SSU Student Researcher:
COMMENTS: Sue Browder, a freelance magazine journalist and author
of the article in Woman's Day, feels that the issue of deadly doctors
in America never has received the mass media exposure it deserves. "National
magazines frequently shy from the topic (perhaps for fear they'll be
sued)," Browder said, "whereas daily newspapers tend to report
such stories only after an injured patient has just won a multi-million
dollar lawsuit and the damage has been done. The Hartford Courant did
a fine reporting job once it became publicly known that Dr. Steven Weber
had given one Connecticut woman an abortion without her knowledge. But
no stories were done on Weber before he committed this atrocity -- even
though he had lost his license in New York the previous year for his
inept care of 10 other women. The Boston Globe's New Hampshire edition
also covered the Dr. Stephen Dell case after Dell's license had been
temporarily suspended in New Hampshire. Yet the investigating reporter
could not persuade the Globe to publish the story in their Boston edition,
even though Dr. Dell was still practicing on -- and possibly hurting
-- people in Massachusetts."
"It's not that this subject
needs wider exposure so much as it needs earlier exposure," Browder continued.
"Since deadly doctors who have lost their licenses in one state often simply
move across state lines, reporters need to keep a closer eye on doctors coming
into their states and keep checking their track records. Since this is such a
vital public health issue, we need more stories exposing dangerous doctors before
they hurt or kill innocent people."
Browder believes it is not just the interests of the American Medical
Association that benefit from the limited cover-age given this issue.
"But the whole medical establishment benefits by keeping this issue
under wraps. Politicians and lawmakers also benefit: when stories about
deadly doctors continually get swept under the rug, the public knows
too little about the hazards to demand reform."
Although Browder has
repeatedly tried to get articles about dangerous doctors published during her
20-years-experience as a freelance magazine journalist, she has had only limited
"Many of my magazine markets want only 'upbeat, happy' stories
-- that won't disturb their readers. And even those willing to tackle
more serious subjects often seem to regard doctors as sacred cows too
highly respected to criticize.
once wrote a story about a Connecticut `psychologist' (he claimed to be licensed
when he was not) who had had sex with several of his patients. He claimed to have
graduated from Yale (again, he had not) and was guilty of countless other deceptions.
I had the guy lying to me on tape, I had several of his victims willing to talk,
and I even had written proof that he'd lied about his credentials. Yet the editors
at the magazine for which I was freelancing at the time killed the story because
it was too 'controversial' (translation: the doctor had a lot of money and a team
of lawyers, and the editors didn't want to publish anything they might have to
defend in court).
"Just as doctors refuse to blow the whistle on inept
colleagues because they don't want to ruin a friend's career or fear they'll be
sued for slander, I think the media often shy from this subject because they fear
doctors' clout. As a result, the public suffers. Certainly, Woman's Day deserves
a great deal of credit for suggesting that I write this story and for backing
me so completely throughout my investigation."
In November, the Public
Citizen's Health Research Group released the third edition of its listing of doctors
who have been sanctioned by state medical boards of the federal government.
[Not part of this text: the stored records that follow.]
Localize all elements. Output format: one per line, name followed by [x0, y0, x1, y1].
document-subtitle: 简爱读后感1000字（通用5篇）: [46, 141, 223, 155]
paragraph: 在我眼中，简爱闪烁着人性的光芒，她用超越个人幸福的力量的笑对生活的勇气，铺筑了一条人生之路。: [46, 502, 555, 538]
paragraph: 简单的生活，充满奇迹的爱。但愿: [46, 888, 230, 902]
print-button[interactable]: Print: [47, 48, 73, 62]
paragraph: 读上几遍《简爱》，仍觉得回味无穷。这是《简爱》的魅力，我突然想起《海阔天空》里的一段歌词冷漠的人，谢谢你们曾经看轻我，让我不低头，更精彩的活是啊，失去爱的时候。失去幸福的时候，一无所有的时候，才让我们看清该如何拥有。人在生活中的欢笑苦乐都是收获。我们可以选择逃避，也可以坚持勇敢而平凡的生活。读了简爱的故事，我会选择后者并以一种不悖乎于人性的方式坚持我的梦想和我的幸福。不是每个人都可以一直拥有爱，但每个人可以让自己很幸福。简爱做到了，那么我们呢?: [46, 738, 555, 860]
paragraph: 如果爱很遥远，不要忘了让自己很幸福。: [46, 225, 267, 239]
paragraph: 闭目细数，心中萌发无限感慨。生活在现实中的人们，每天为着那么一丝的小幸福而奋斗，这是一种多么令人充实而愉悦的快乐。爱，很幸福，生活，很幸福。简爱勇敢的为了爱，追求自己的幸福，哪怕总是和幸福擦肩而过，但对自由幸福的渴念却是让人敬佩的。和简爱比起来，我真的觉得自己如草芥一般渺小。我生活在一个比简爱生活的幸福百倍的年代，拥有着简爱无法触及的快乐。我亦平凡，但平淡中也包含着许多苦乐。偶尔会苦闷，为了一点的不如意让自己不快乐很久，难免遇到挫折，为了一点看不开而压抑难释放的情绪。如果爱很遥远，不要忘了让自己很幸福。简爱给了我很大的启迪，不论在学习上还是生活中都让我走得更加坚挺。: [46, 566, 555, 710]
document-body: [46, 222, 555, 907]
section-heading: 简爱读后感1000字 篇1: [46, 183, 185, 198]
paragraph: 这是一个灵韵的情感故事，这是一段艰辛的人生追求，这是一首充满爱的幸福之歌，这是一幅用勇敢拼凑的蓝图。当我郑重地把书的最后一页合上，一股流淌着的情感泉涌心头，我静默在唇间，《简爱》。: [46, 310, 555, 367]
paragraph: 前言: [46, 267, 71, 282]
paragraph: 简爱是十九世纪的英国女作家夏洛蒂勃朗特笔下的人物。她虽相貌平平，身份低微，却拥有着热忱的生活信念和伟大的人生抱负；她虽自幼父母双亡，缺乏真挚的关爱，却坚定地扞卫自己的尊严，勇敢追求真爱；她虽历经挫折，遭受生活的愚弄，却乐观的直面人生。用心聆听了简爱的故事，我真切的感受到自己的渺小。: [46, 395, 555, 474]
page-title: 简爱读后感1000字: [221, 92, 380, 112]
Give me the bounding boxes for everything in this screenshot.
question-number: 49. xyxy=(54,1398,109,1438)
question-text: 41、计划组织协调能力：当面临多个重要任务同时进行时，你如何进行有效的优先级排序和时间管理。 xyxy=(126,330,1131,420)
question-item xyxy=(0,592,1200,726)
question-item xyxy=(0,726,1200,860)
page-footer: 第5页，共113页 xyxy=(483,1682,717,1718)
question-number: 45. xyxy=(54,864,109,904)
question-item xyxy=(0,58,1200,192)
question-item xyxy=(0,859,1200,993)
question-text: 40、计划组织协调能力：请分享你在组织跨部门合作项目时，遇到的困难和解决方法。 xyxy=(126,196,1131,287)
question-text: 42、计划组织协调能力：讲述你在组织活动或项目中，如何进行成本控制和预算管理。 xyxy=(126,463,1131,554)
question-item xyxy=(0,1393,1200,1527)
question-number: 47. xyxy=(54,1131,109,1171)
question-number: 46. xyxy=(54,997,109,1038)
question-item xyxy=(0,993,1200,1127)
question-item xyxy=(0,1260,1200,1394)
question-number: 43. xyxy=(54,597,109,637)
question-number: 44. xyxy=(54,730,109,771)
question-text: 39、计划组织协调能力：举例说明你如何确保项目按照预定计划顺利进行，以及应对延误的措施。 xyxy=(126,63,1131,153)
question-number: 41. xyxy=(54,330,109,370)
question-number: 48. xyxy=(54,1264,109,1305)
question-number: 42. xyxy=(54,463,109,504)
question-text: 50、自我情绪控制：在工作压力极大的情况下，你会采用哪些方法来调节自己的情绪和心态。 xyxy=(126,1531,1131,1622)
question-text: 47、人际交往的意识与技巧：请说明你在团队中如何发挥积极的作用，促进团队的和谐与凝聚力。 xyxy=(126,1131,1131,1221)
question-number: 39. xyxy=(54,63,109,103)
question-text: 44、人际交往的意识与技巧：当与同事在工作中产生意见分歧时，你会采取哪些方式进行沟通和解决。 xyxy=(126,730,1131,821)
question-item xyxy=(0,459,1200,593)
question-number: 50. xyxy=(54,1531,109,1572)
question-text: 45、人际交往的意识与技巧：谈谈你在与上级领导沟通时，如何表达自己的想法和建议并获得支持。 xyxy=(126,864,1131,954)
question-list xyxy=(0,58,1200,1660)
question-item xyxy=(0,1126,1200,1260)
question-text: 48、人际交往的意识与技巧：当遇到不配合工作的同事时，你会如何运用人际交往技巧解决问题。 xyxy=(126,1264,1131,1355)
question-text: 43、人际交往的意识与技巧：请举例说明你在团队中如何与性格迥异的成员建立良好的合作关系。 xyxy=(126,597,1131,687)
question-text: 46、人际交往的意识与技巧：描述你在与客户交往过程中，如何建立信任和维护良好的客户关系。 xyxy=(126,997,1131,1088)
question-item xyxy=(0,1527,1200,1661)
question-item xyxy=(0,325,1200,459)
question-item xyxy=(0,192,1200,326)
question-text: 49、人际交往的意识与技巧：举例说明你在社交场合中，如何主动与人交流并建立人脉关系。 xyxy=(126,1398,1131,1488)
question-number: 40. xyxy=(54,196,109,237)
The latest data cites 10,289 questionable doctors who have been disciplined
a total of 14,574 times by state and federal government agencies --
an increase of 3,453 new doctors from the prior study released more
than two years earlier. The reasons for the actions against the doctors
include at least 1,346 criminal convictions, 1,130 instances of over-prescribing
or misprescribing of drugs, 1,070 cases of substandard care or negligence,
817 instances of alcohol or drug abuse, and 173 instances of sexual
abuse of or sexual misconduct with a patient, including rape.